The pink triangle was used by the Nazis to identify homosexuals in the concentration camps, and the symbol has been re-purposed by some gay support groups in modern times, hence why I have The Flamingo wearing the triangles as a sign of defiance and pride.

Fake comic book cover for the thread.

Pencils/Inks: MANGASTUDIO EX 3.0
It also comes in poster form. And though this one isn't available, you can purchase another, very kickass anti-Nazi poster from that same profile.

Thanks to Olaf for the link.

Wednesday, October 7, 2009

Captain Marvel: Way Too Nice

Billy, you're going to have to do better than this...

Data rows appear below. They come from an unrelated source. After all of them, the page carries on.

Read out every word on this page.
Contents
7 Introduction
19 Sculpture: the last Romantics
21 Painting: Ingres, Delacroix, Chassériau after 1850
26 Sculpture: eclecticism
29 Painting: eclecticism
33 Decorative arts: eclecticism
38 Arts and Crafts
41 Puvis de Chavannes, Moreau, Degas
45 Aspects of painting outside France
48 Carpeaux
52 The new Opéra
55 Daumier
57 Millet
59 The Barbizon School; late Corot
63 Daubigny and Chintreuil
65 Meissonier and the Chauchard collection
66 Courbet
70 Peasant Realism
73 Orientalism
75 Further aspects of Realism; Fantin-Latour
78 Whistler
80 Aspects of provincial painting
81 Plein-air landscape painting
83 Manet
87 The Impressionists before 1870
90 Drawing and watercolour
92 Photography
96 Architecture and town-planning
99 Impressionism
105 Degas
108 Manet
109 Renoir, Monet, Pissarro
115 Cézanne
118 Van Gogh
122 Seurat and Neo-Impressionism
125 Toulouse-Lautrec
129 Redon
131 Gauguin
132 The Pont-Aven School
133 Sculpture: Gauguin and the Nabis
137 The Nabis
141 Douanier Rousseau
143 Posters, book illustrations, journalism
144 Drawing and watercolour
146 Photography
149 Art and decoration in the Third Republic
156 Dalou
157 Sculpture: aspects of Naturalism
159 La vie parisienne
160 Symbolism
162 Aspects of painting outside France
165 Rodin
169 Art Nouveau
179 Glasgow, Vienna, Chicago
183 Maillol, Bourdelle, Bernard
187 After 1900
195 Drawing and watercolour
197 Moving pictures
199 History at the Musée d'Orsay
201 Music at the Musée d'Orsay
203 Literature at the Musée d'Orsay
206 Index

'Really, we honestly deserve more knuckles across the face.'

"Well, to be perfectly honest, you really should be punching me."

Captain Marvel puts the Axis to the test in his own self-titled Adventures, #21 with art by the inimitable1 C.C. Beck.

Thanks to Olaf.
  1. Okay, he's probably been imitated by hundreds of artists over the years.

Tuesday, October 6, 2009


...I'm Johnny Cash.

I see the punch a-comin'...

Thank you once again to Olaf. This made my day.

Monday, October 5, 2009

When Boxing Gloves Are Not Enough...

Joe Palooka did some good work yesterday. But he needs to finish the job.

An admission: I have had far too many shots of tequila to come up with an alt-text joke.
Joe Palooka trades in the gloves for hot lead in Joe Palooka #2, with art by Ham Fisher.

Thanks, rcs.

Sunday, October 4, 2009

Get In The Ring!

No, I'm not referring to Axl Rose's petulant and childish attack on music journalists on Use Your Illusion II.

I'm referring to another famous redhead's justified and proper attack on fascist scumbags:

Who's the REAL Palooka here?

Joe Palooka stings like a B-29 in Big Shot #32, with art by Ham Fisher (or more likely, one of his assistants).

Thanks, Olaf.

Saturday, October 3, 2009

I Don't Know Exactly What To Say About This One...

But I'm assuming a place where A JACK KIRBY MICKEY MOUSE IS PUNCHING HITLER...

One Mouse Army Corps! a very magic kingdom indeed.

Thanks again to the ever-prolific Olaf. And remember, you can submit your own Hitler-Punching Art to HitlerPuncher AT gmail DOT com.

Friday, October 2, 2009

Hey Thing: What Time Is It?

I suspect the cosmic radiation made Ben Grimm's watch stop on this very time.
Well, thank you.

And thank Olaf for this little bit o' photoshoppery.

Thursday, October 1, 2009

Some Cerebral Mockery of Hitler...

...from three of America's greatest social critics:

Not shown: Hitler failing to block an eye-poke.

Although I really wish there were more punching. I guess they're too highbrow for the likes of me.

Still taken from the Stooges short "You Nazty Spy." Thanks to Sauza Paul for the image.